“I can’t understand why men make all this fuss about Everest – it’s only a mountain,” Junko Tabei once said. Fifty years ago today, on 16 May 1975 at 12.30 p.m. local time, the Japanese woman became the first woman to reach the highest point on earth at 8,849 meters. She was accompanied by Ang Tshering Sherpa (1949-2012), both using bottled oxygen. It was around two decades before commercial mountaineering on Mount Everest as we know it today took off.
“I did not want to climb a single step. Never again,” Junko later said about the moment she reached the summit with Ang Tshering. They stayed at the top for 50 minutes, then set off on their descent. Back home in Japan, Tabei was later celebrated as a hero, which she could do little with: “I’ve only done what I wanted.”
Climbing ladies
A teacher awakened Junko’s love of the mountains.
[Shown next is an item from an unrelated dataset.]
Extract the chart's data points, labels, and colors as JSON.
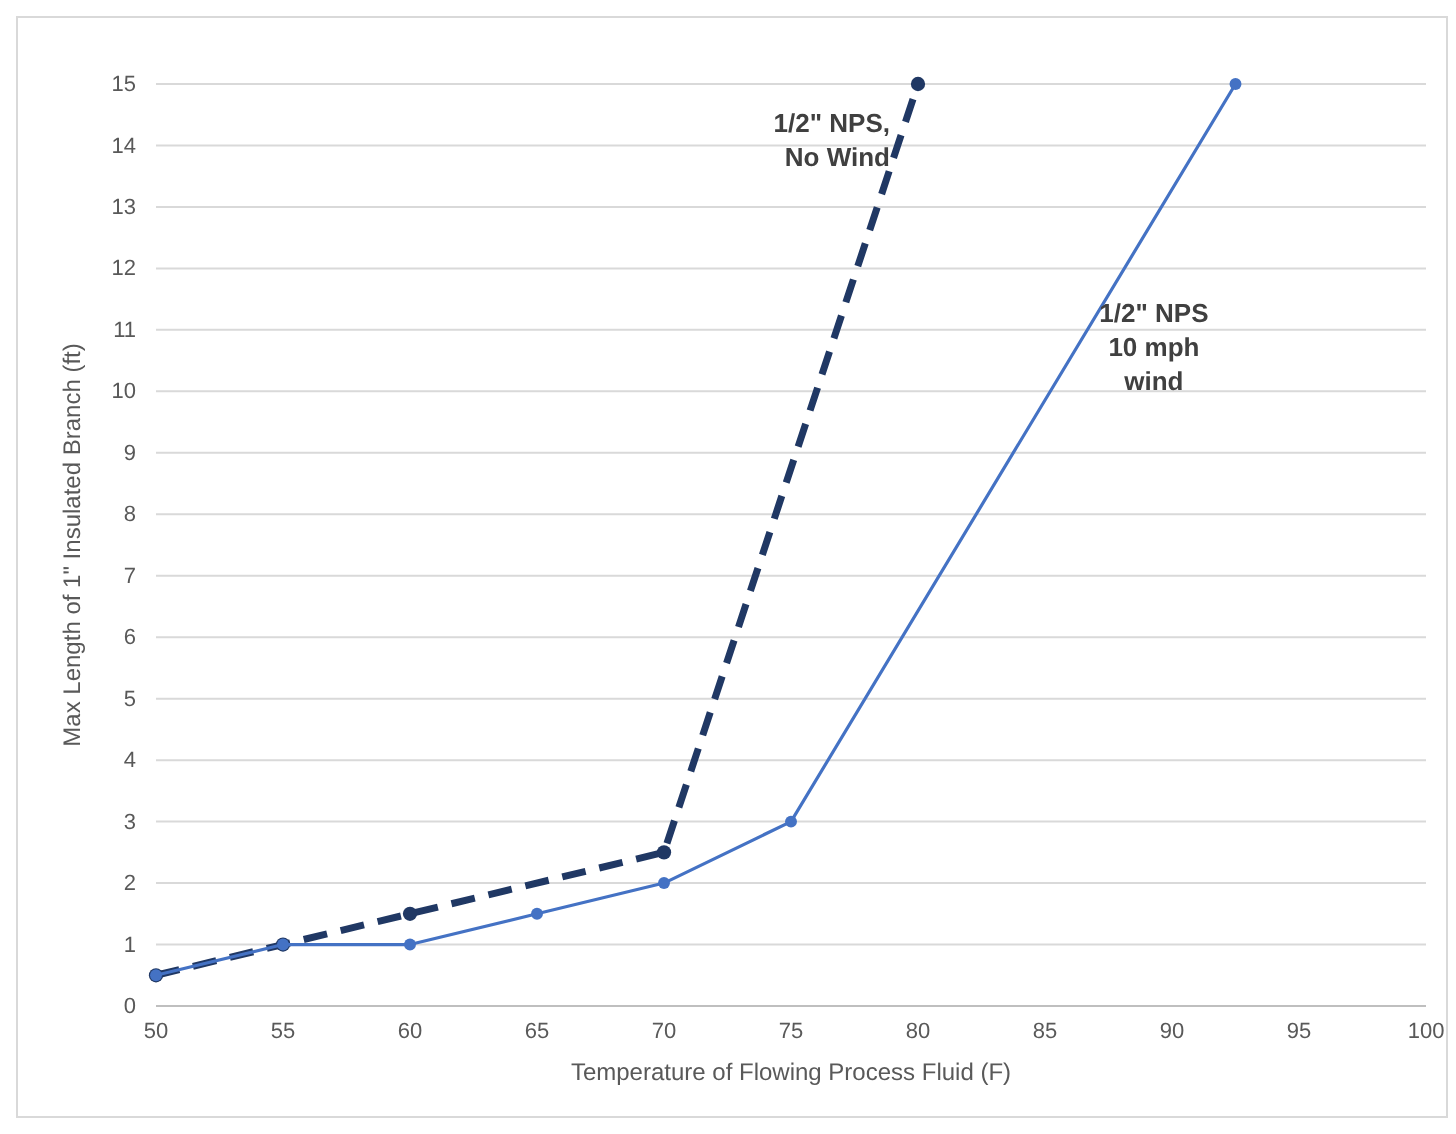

She took the then ten-year-old with her to the 1,916-meter-high Nasu-dake volcano. When Tabei wanted to join a mountaineering group in her early 20s, she clearly felt the reservations of the exclusively male members. Nobody wanted to climb with the petite Junko, who was only 1.52 meters tall. In 1969, she had had enough and founded the Ladies Climbing Club Japan (LCC). Their goal: “Let us go on an overseas expedition by ourselves!”
One year later, the time had come. In May 1970, Tabei – with her female compatriot Hiroko Hirakawa and the Nepalese Pasang Nima Sherpa and Girmi Tenzing Sherpa – scaled the 7,555-meter-high Annapurna III. It was only the second summit success on this mountain in western Nepal after the first ascent in 1961.
“I want to come again to Nepal on higher peak, 8000m peak – Everest even,” Junko subsequently wrote in her report for Elizabeth Hawley, founder of the mountaineering chronicle Himalayan Database. At that time, the Nepalese government only issued climbing permits for one Everest expedition per season. The LCC applied for spring 1975 and got the permit.
Rescued from an avalanche
When Junko Tabei traveled to Nepal in 1975, she was already the mother of a three-year-old daughter (she later had another son). The Japanese group consisted of 15 women. The expedition was sponsored by a Japanese television station and a newspaper. The United Nations had proclaimed 1975 the “International Year of Women”, so the women’s expedition fitted in well. It almost ended in disaster.

On 4 May, the Japanese women’s high camp at 6,300 meters above the Khumbu Icefall was hit by an avalanche. “Now it’s over, now I have to die,” Tabei later recalled what she had thought at that moment. She could barely breathe and lost consciousness for a few minutes. The Sherpas eventually managed to free all the team members from the masses of snow.
Died of cancer
Twelve days later, the then 35-year-old Junko Tabei stood on the world’s highest peak. In 1992, she also became the first woman to climb the Seven Summits, the highest mountains on all continents. In 1996, the Japanese summited her second eight-thousander, the 8,188-meter-high Cho Oyu – without bottled oxygen. In 2016, this pioneer of women’s mountaineering died of cancer at the age of 77.
Before the start of the current spring season on Mount Everest, 870 women had scaled the highest of all mountains. Junko Tabei was the first.